With the legalization of same-sex marriages in Connecticut, it seemed only a matter of time before courts would have to address issues around same-sex divorces. To be sure, same-sex divorces are making national headlines as gay and lesbian couples seek to formally end their marriage relationships.
Part of the challenge is that not all states recognize same-sex marriages, therefore not all states are equipped to deal with the challenge of same-sex divorces. Generally speaking, the right to obtain a divorce in any state depends on two factors. First, the parties must have a legal relationship that is recognized by that state. Second, the married persons must meet the state’s residency requirements.
Once more, a small percentage of U.S. states recognize same-sex marriages. That means same-sex couples who seek to obtain a legal divorce in states that don’t allow same-sex marriages will meet with courts that aren’t prepared to handle the case.

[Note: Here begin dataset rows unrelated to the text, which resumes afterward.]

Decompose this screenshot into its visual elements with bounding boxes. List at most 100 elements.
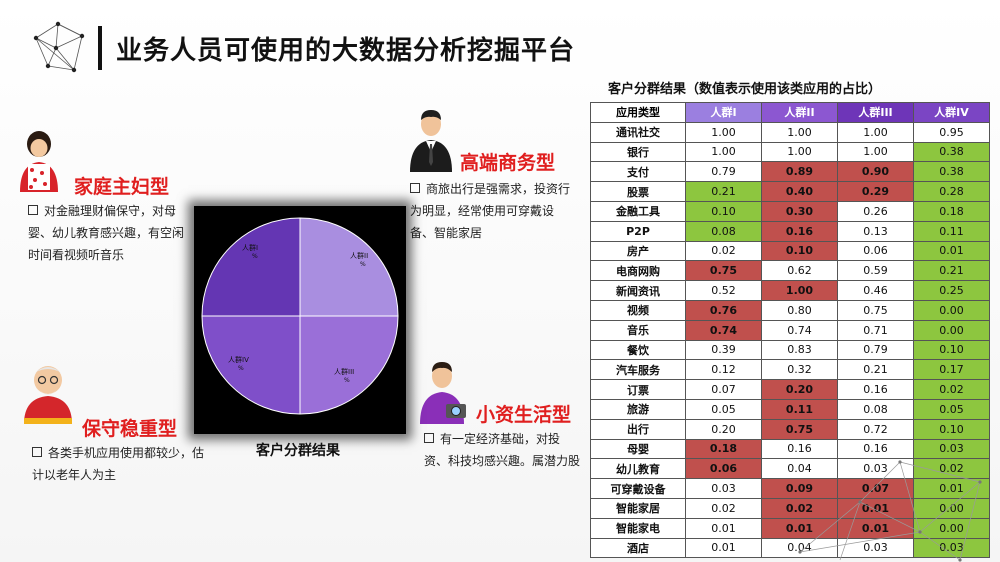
- table-cell: 0.32: [761, 359, 838, 381]
- table-cell: 0.18: [913, 200, 990, 222]
- table-cell: 0.00: [913, 497, 990, 519]
- table-row: 旅游 0.05 0.11 0.08 0.05: [590, 398, 990, 420]
- table-cell: 0.38: [913, 141, 990, 163]
- table-row: 银行 1.00 1.00 1.00 0.38: [590, 141, 990, 163]
- table-row: 母婴 0.18 0.16 0.16 0.03: [590, 438, 990, 460]
- title-divider: [98, 26, 102, 70]
- persona-petty-desc-text: 有一定经济基础，对投资、科技均感兴趣。属潜力股: [424, 432, 581, 468]
- table-row-label: 视频: [590, 299, 686, 321]
- table-row-label: 可穿戴设备: [590, 478, 686, 499]
- table-cell: 0.06: [837, 240, 914, 262]
- persona-business-name: 高端商务型: [460, 152, 556, 174]
- table-row: 智能家居 0.02 0.02 0.01 0.00: [590, 497, 990, 519]
- page-title: 业务人员可使用的大数据分析挖掘平台: [116, 36, 576, 66]
- table-cell: 0.76: [685, 299, 762, 321]
- table-row: 订票 0.07 0.20 0.16 0.02: [590, 379, 990, 400]
- table-corner-header: 应用类型: [590, 102, 686, 123]
- table-cell: 0.10: [685, 200, 762, 222]
- table-row: P2P 0.08 0.16 0.13 0.11: [590, 220, 990, 242]
- table-cell: 0.71: [837, 319, 914, 341]
- pie-slice: [201, 315, 301, 415]
- table-cell: 0.90: [837, 161, 914, 183]
- table-row-label: 汽车服务: [590, 359, 686, 381]
- persona-business-desc-text: 商旅出行是强需求，投资行为明显，经常使用可穿戴设备、智能家居: [410, 182, 571, 240]
- table-cell: 1.00: [761, 121, 838, 143]
- table-cell: 0.80: [761, 299, 838, 321]
- table-cell: 0.21: [685, 181, 762, 202]
- table-cell: 1.00: [685, 141, 762, 163]
- persona-conservative-desc: 各类手机应用使用都较少，估计以老年人为主: [32, 442, 207, 486]
- table-header-cell: 人群I: [685, 102, 762, 123]
- table-row: 通讯社交 1.00 1.00 1.00 0.95: [590, 121, 990, 143]
- table-header-cell: 人群IV: [913, 102, 990, 123]
- table-row-label: 新闻资讯: [590, 280, 686, 301]
- table-cell: 0.11: [761, 398, 838, 420]
- table-cell: 0.59: [837, 260, 914, 282]
- table-cell: 0.83: [761, 339, 838, 361]
- table-cell: 0.01: [685, 517, 762, 539]
- table-title: 客户分群结果（数值表示使用该类应用的占比）: [608, 82, 882, 97]
- table-cell: 0.95: [913, 121, 990, 143]
- table-cell: 0.10: [913, 339, 990, 361]
- persona-home-name: 家庭主妇型: [74, 176, 170, 198]
- table-cell: 0.30: [761, 200, 838, 222]
- cluster-table: 应用类型 人群I 人群II 人群III 人群IV 通讯社交 1.00 1.00 1.0…: [590, 102, 990, 559]
- table-row-label: 房产: [590, 240, 686, 262]
- pie-slice-label: 人群II: [350, 251, 368, 260]
- table-cell: 0.26: [837, 200, 914, 222]
- table-row: 视频 0.76 0.80 0.75 0.00: [590, 299, 990, 321]
- table-row-label: 银行: [590, 141, 686, 163]
- pie-chart: 人群I% 人群II%人群III%人群IV%: [201, 217, 399, 415]
- table-cell: 0.03: [837, 458, 914, 480]
- persona-home-desc: 对金融理财偏保守，对母婴、幼儿教育感兴趣，有空闲时间看视频听音乐: [28, 200, 193, 266]
- table-cell: 0.03: [913, 438, 990, 460]
- table-row: 新闻资讯 0.52 1.00 0.46 0.25: [590, 280, 990, 301]
- table-row-label: 餐饮: [590, 339, 686, 361]
- table-row-label: 出行: [590, 418, 686, 440]
- table-row: 股票 0.21 0.40 0.29 0.28: [590, 181, 990, 202]
- bullet-icon: [32, 447, 42, 457]
- table-row: 可穿戴设备 0.03 0.09 0.07 0.01: [590, 478, 990, 499]
- persona-conservative-name: 保守稳重型: [82, 418, 178, 440]
- table-cell: 0.08: [837, 398, 914, 420]
- table-cell: 0.03: [913, 537, 990, 559]
- table-cell: 0.75: [837, 299, 914, 321]
- table-cell: 0.74: [761, 319, 838, 341]
- table-header-cell: 人群III: [837, 102, 914, 123]
- table-cell: 0.00: [913, 299, 990, 321]
- table-cell: 0.72: [837, 418, 914, 440]
- table-row-label: 智能家居: [590, 497, 686, 519]
- table-cell: 0.00: [913, 517, 990, 539]
- persona-home-desc-text: 对金融理财偏保守，对母婴、幼儿教育感兴趣，有空闲时间看视频听音乐: [28, 204, 185, 262]
- table-cell: 0.06: [685, 458, 762, 480]
- table-cell: 0.01: [685, 537, 762, 559]
- pie-slice-pct: %: [252, 253, 258, 260]
- table-cell: 0.02: [685, 497, 762, 519]
- persona-conservative-desc-text: 各类手机应用使用都较少，估计以老年人为主: [32, 446, 205, 482]
- network-logo-icon: [33, 21, 85, 73]
- table-cell: 0.02: [913, 379, 990, 400]
- table-row-label: 股票: [590, 181, 686, 202]
- table-row-label: 智能家电: [590, 517, 686, 539]
- table-cell: 0.05: [913, 398, 990, 420]
- table-cell: 0.74: [685, 319, 762, 341]
- table-row-label: 通讯社交: [590, 121, 686, 143]
- table-row: 电商网购 0.75 0.62 0.59 0.21: [590, 260, 990, 282]
- table-cell: 0.02: [761, 497, 838, 519]
- table-cell: 0.10: [761, 240, 838, 262]
- table-cell: 0.16: [837, 379, 914, 400]
- pie-slice-pct: %: [360, 261, 366, 268]
- table-cell: 0.20: [685, 418, 762, 440]
- table-row: 出行 0.20 0.75 0.72 0.10: [590, 418, 990, 440]
- persona-petty-name: 小资生活型: [476, 404, 572, 426]
- housewife-avatar-icon: [20, 131, 58, 192]
- table-cell: 0.18: [685, 438, 762, 460]
- pie-slice-pct: %: [344, 377, 350, 384]
- table-cell: 0.29: [837, 181, 914, 202]
- table-row: 智能家电 0.01 0.01 0.01 0.00: [590, 517, 990, 539]
- table-row-label: 幼儿教育: [590, 458, 686, 480]
- table-row-label: P2P: [590, 220, 686, 242]
- pie-slice-pct: %: [238, 365, 244, 372]
- table-cell: 0.07: [837, 478, 914, 499]
- table-cell: 0.25: [913, 280, 990, 301]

Consider this example. If both members in the same-sex marriage lived in Connecticut at the time of their union, but move to another state that fails to accept same-sex marriages, that couple can’t legally divorce in the new states because they aren’t legally married there. And that’s not the only challenge. The same-sex couple who moved to the new state no longer qualifies for Connecticut residency and therefore is not eligible to obtain a divorce there.

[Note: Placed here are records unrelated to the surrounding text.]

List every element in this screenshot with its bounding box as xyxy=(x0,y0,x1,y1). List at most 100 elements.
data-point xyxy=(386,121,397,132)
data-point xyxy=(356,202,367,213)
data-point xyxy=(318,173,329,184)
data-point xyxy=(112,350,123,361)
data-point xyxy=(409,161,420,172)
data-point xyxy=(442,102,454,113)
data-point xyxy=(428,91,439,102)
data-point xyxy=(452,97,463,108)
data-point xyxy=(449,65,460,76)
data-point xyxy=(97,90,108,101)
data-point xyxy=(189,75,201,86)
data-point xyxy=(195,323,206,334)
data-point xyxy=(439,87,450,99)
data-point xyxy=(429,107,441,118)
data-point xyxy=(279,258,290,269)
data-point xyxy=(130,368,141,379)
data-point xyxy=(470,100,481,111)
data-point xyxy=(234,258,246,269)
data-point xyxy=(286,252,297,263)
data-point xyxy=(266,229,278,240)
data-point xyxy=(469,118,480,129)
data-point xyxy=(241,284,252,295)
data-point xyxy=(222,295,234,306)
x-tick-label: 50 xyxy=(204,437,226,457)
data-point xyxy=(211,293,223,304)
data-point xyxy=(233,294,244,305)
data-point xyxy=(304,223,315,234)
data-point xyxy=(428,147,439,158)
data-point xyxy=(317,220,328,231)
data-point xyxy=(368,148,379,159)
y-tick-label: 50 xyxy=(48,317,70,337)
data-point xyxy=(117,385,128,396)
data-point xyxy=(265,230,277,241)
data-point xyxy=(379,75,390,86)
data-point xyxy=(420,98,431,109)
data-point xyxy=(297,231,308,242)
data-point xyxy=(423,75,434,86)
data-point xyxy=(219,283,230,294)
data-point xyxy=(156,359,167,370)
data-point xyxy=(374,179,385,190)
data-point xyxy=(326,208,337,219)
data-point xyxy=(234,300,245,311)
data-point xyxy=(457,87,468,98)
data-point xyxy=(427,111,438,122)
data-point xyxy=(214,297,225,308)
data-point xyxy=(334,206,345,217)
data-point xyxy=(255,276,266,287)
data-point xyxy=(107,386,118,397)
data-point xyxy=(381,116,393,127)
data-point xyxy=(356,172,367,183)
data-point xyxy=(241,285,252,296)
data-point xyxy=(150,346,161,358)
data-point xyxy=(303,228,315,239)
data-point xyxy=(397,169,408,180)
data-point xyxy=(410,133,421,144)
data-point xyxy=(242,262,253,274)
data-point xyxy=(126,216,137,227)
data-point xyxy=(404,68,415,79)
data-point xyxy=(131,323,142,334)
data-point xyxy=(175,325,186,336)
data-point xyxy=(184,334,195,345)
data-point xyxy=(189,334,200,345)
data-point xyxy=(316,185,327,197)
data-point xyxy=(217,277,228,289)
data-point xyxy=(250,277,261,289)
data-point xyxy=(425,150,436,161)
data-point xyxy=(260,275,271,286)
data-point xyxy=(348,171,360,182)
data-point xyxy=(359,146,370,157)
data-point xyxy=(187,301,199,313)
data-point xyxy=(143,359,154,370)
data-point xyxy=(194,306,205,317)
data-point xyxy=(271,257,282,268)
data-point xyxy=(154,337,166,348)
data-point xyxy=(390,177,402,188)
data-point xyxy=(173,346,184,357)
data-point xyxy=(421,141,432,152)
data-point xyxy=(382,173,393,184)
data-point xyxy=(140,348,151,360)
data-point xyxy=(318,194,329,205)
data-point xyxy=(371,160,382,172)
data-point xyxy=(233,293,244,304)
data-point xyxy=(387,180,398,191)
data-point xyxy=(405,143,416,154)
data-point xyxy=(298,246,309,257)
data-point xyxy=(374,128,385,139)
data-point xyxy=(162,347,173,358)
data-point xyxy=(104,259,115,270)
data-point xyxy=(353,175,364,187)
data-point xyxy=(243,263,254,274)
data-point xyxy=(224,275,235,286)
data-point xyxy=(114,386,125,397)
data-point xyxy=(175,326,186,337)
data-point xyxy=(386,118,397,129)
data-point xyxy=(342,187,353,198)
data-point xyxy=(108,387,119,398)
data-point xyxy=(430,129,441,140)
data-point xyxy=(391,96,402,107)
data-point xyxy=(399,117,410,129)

What about states that do recognize same-sex marriages? What are the legal parameters for getting divorced? Let’s use Connecticut again as our example. A same-sex couple that gets married in Connecticut can obtain a divorce there as long as one of the parties still resides in Connecticut at the time of the divorce action. Same-sex couples who make a transitory visit to Connecticut for the purposes of becoming married will not thereby confer divorce jurisdiction on the Connecticut courts.

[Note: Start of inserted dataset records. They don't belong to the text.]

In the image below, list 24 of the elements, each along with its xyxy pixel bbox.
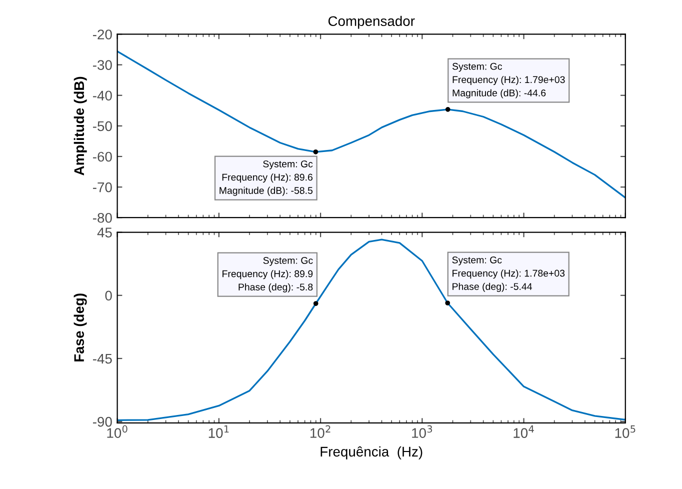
annotation: System: Gc Frequency (Hz): 1.79e+03 Magnitude (dB): -44.6	[452, 62, 565, 98]
x-tick-label: 10$^{2}$	[310, 425, 330, 438]
y-tick-label: -20	[92, 30, 112, 40]
y-tick-label: -70	[92, 182, 112, 192]
y-tick-label: -45	[92, 354, 112, 364]
y-tick-label: -50	[92, 121, 112, 132]
x-axis-title: Frequência (Hz)	[320, 446, 422, 460]
y-axis-title: Fase (deg)	[74, 294, 87, 362]
x-tick-label: 10$^{3}$	[412, 425, 432, 438]
y-tick-label: -30	[92, 60, 112, 70]
y-tick-label: -60	[92, 152, 112, 162]
x-tick-label: 10$^{5}$	[615, 425, 636, 438]
y-tick-label: -40	[92, 90, 112, 101]
y-tick-label: 45	[97, 228, 112, 238]
x-tick-label: 10$^{1}$	[208, 425, 229, 438]
y-tick-label: -80	[92, 212, 112, 223]
y-tick-label: -90	[92, 416, 112, 427]
annotation: System: Gc Frequency (Hz): 89.9 Phase (deg): -5.8	[222, 257, 313, 292]
chart-title: Compensador	[328, 16, 415, 29]
annotation: System: Gc Frequency (Hz): 89.6 Magnitude (dB): -58.5	[220, 160, 313, 196]
x-tick-label: 10$^{4}$	[514, 425, 534, 438]
annotation: System: Gc Frequency (Hz): 1.78e+03 Phase (deg): -5.44	[452, 256, 565, 292]
y-tick-label: 0	[105, 290, 112, 301]
y-axis-title: Amplitude (dB)	[74, 76, 87, 176]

While obtaining same-sex divorce in Connecticut is “conventional” in all respects – including the jurisdictional requirements, grounds, division of property, child custody, alimony, and so on-gay and lesbian couples considering contracting a same-sex marriage in Connecticut should prepare for the possibility that they may relocate outside the state during their marriage and be left with no practical means of ending it if the need arises.